We leverage the full power of GPUs by using the CUDA variant of the LSTM models.

### **Question 4**: Define a **Seq2Seq** model with encoder and decoder components (2 points)

In [None]:
EMBEDDING_DIM = 512
LSTM_UNITS = 512

# Add your code here
<YOUR CODE HERE>

## Train the Model

In [None]:
history = model.fit(train_spa_enc, train_eng_enc.reshape(train_eng_enc.shape[0], train_eng_enc.shape[1], 1), 
          epochs=50, batch_size=256, 
          validation_split = 0.1,
          verbose=1)

In [None]:
model.save('my_nmt_model.h5')

## Visualize Training Progress

In [None]:
import matplotlib.pyplot as plt

plt.plot(history.history['loss'])
plt.plot(history.history['val_loss'])
plt.legend(['train','validation'])

## Text Generator
We build a utility function to generate text sequences based on the output prediction sequences

In [None]:
from tqdm import tqdm
pd.set_option('display.max_colwidth', 500)

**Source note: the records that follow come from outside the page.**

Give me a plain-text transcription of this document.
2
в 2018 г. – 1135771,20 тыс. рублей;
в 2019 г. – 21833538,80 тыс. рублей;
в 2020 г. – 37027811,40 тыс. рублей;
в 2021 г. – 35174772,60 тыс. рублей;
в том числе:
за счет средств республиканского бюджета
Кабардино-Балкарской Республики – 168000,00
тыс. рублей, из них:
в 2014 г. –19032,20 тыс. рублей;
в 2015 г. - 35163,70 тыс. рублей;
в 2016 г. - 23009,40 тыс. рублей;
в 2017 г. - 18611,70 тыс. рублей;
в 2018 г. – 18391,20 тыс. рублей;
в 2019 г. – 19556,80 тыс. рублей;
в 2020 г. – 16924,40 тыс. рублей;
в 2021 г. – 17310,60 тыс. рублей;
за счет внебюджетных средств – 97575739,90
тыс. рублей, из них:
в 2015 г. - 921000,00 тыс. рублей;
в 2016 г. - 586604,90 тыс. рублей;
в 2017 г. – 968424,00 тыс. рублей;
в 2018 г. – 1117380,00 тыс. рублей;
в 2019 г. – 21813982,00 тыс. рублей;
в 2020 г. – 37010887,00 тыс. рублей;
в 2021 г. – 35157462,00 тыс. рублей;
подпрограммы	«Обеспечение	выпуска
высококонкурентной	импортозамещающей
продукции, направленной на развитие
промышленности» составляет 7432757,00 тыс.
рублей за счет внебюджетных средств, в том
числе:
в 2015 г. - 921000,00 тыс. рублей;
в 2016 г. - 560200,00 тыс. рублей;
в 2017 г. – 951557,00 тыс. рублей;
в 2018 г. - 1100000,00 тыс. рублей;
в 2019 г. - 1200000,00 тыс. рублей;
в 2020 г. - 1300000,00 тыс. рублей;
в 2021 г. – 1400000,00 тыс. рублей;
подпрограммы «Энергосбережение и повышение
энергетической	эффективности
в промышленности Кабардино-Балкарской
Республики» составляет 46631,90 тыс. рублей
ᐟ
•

eng_idx2word = {v:k for k, v in eng_tokenizer.word_index.items()}

def generate_prediction_texts(pred_seqs, idx2word_map):
  pred_texts = []

  for pred in tqdm(preds):
    temp = []
    for idx in range(len(pred)):
      w = eng_idx2word.get(pred[idx], None)
      if idx > 0:
        if (w == eng_idx2word.get(pred[idx-1], None)) or (w == None):
            temp.append('')
        else:
            temp.append(w)
          
      else:
        if(w == None):
            temp.append('')
        else:
            temp.append(w)            
        
    pred_texts.append(' '.join(temp))
  return pred_texts

## Translation using seed from Training Data

In [None]:
train_spa_enc[:1000,:].shape

### **Question 5**: **Evaluate** model predictions using training samples only (3 points)


In [None]:
# Add your code here
<YOUR CODE HERE>

## Translation on Test Data

### **Question 6**: **Evaluate** model performance on test data (3 points)


In [None]:
# Add your code here
<YOUR CODE HERE>